Queremos hacer notar aquí dos aspectos significativos. El primero se refiere al desplazamiento de una de las nociones fundamentales en el campo educativo, el interés, por el concepto de motivación. Parecería que no se trata tanto de despertar una inclinación o amor al saber, sino de motivar al alumno con la misma lógica que se motiva a trabajadores y consumidores: producir y consumir más y mejor.

El segundo aspecto tiene que ver con el ahondamiento y la devaluación progresiva y permanente de un oficio tradicionalmente centrado en eso que ahora las últimas reformas desdeñan, el conocimiento.

Sabemos que no hay educación sin contenidos, esto es, sin materia de estudio. Y que esa materia de estudio en la enseñanza escolar es, como dice el pedagogo PhilippeMierieu (2016), la cultura.
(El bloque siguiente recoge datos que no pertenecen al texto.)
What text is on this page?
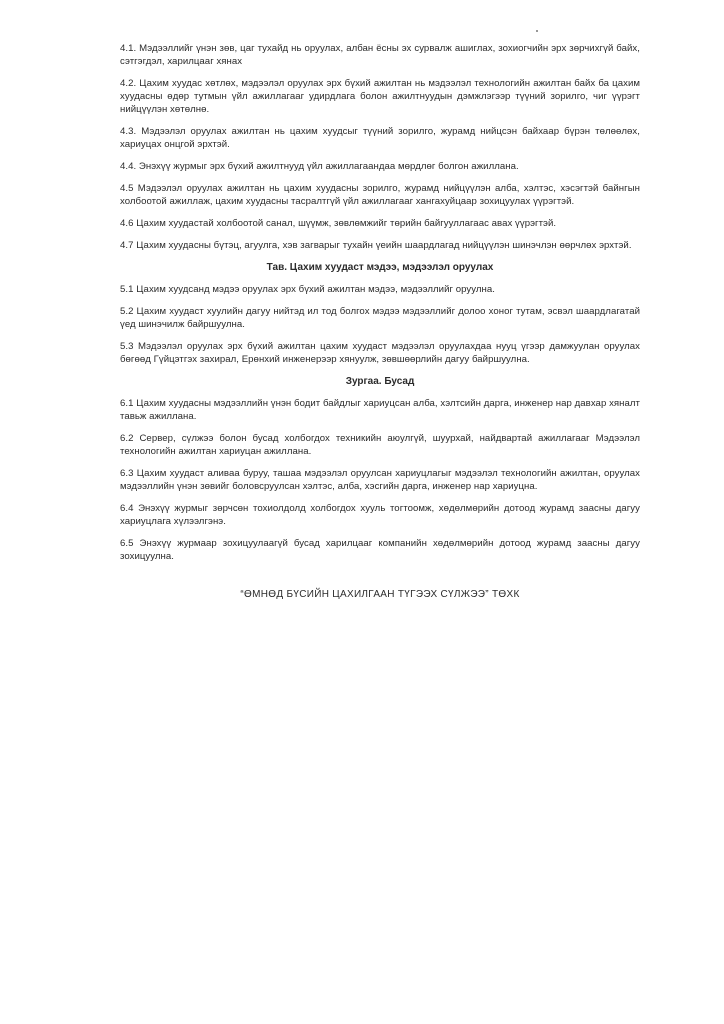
4.1. Мэдээллийг үнэн зөв, цаг тухайд нь оруулах, албан ёсны эх сурвалж ашиглах, зохиогчийн эрх зөрчихгүй байх, сэтгэгдэл, харилцааг хянах

4.2. Цахим хуудас хөтлөх, мэдээлэл оруулах эрх бүхий ажилтан нь мэдээлэл технологийн ажилтан байх ба цахим хуудасны өдөр тутмын үйл ажиллагааг удирдлага болон ажилтнуудын дэмжлэгээр түүний зорилго, чиг үүрэгт нийцүүлэн хөтөлнө.

4.3. Мэдээлэл оруулах ажилтан нь цахим хуудсыг түүний зорилго, журамд нийцсэн байхаар бүрэн төлөөлөх, хариуцах онцгой эрхтэй.

4.4. Энэхүү журмыг эрх бүхий ажилтнууд үйл ажиллагаандаа мөрдлөг болгон ажиллана.

4.5 Мэдээлэл оруулах ажилтан нь цахим хуудасны зорилго, журамд нийцүүлэн алба, хэлтэс, хэсэгтэй байнгын холбоотой ажиллаж, цахим хуудасны тасралтгүй үйл ажиллагааг хангахуйцаар зохицуулах үүрэгтэй.

4.6 Цахим хуудастай холбоотой санал, шүүмж, зөвлөмжийг төрийн байгууллагаас авах үүрэгтэй.

4.7 Цахим хуудасны бүтэц, агуулга, хэв загварыг тухайн үеийн шаардлагад нийцүүлэн шинэчлэн өөрчлөх эрхтэй.

Тав. Цахим хуудаст мэдээ, мэдээлэл оруулах

5.1 Цахим хуудсанд мэдээ оруулах эрх бүхий ажилтан мэдээ, мэдээллийг оруулна.

5.2 Цахим хуудаст хуулийн дагуу нийтэд ил тод болгох мэдээ мэдээллийг долоо хоног тутам, эсвэл шаардлагатай үед шинэчилж байршуулна.

5.3 Мэдээлэл оруулах эрх бүхий ажилтан цахим хуудаст мэдээлэл оруулахдаа нууц үгээр дамжуулан оруулах бөгөөд Гүйцэтгэх захирал, Ерөнхий инженерээр хянуулж, зөвшөөрлийн дагуу байршуулна.

Зургаа. Бусад

6.1 Цахим хуудасны мэдээллийн үнэн бодит байдлыг хариуцсан алба, хэлтсийн дарга, инженер нар давхар хяналт тавьж ажиллана.

6.2 Сервер, сүлжээ болон бусад холбогдох техникийн аюулгүй, шуурхай, найдвартай ажиллагааг Мэдээлэл технологийн ажилтан хариуцан ажиллана.

6.3 Цахим хуудаст аливаа буруу, ташаа мэдээлэл оруулсан хариуцлагыг мэдээлэл технологийн ажилтан, оруулах мэдээллийн үнэн зөвийг боловсруулсан хэлтэс, алба, хэсгийн дарга, инженер нар хариуцна.

6.4 Энэхүү журмыг зөрчсөн тохиолдолд холбогдох хууль тогтоомж, хөдөлмөрийн дотоод журамд заасны дагуу хариуцлага хүлээлгэнэ.

6.5 Энэхүү журмаар зохицуулаагүй бусад харилцааг компанийн хөдөлмөрийн дотоод журамд заасны дагуу зохицуулна.

“ӨМНӨД БҮСИЙН ЦАХИЛГААН ТҮГЭЭХ СҮЛЖЭЭ” ТӨХК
La cultura en sus múltiples y variopintas manifestaciones: el álgebra, la biología, el Banquete de Platón o la métrica poética de una canción de hiphop.

Despojada de estos saberes, la escuela ya no es el lugar para descubrir el mundo y sus misterios o para despertar interés, sino un lugar para adquirir habilidades transferibles al mercado laboral, esto es, un lugar para hacer de los alumnos capital humano. ¿Para qué instruir en materias de estudio si la producción de sujetos empleables requiere, más bien, de un entrenamiento en habilidades técnicas y, como veremos a continuación, emocionales? La transmisión de la cultura queda así vedada y sustituida por el aprender a aprender… nada.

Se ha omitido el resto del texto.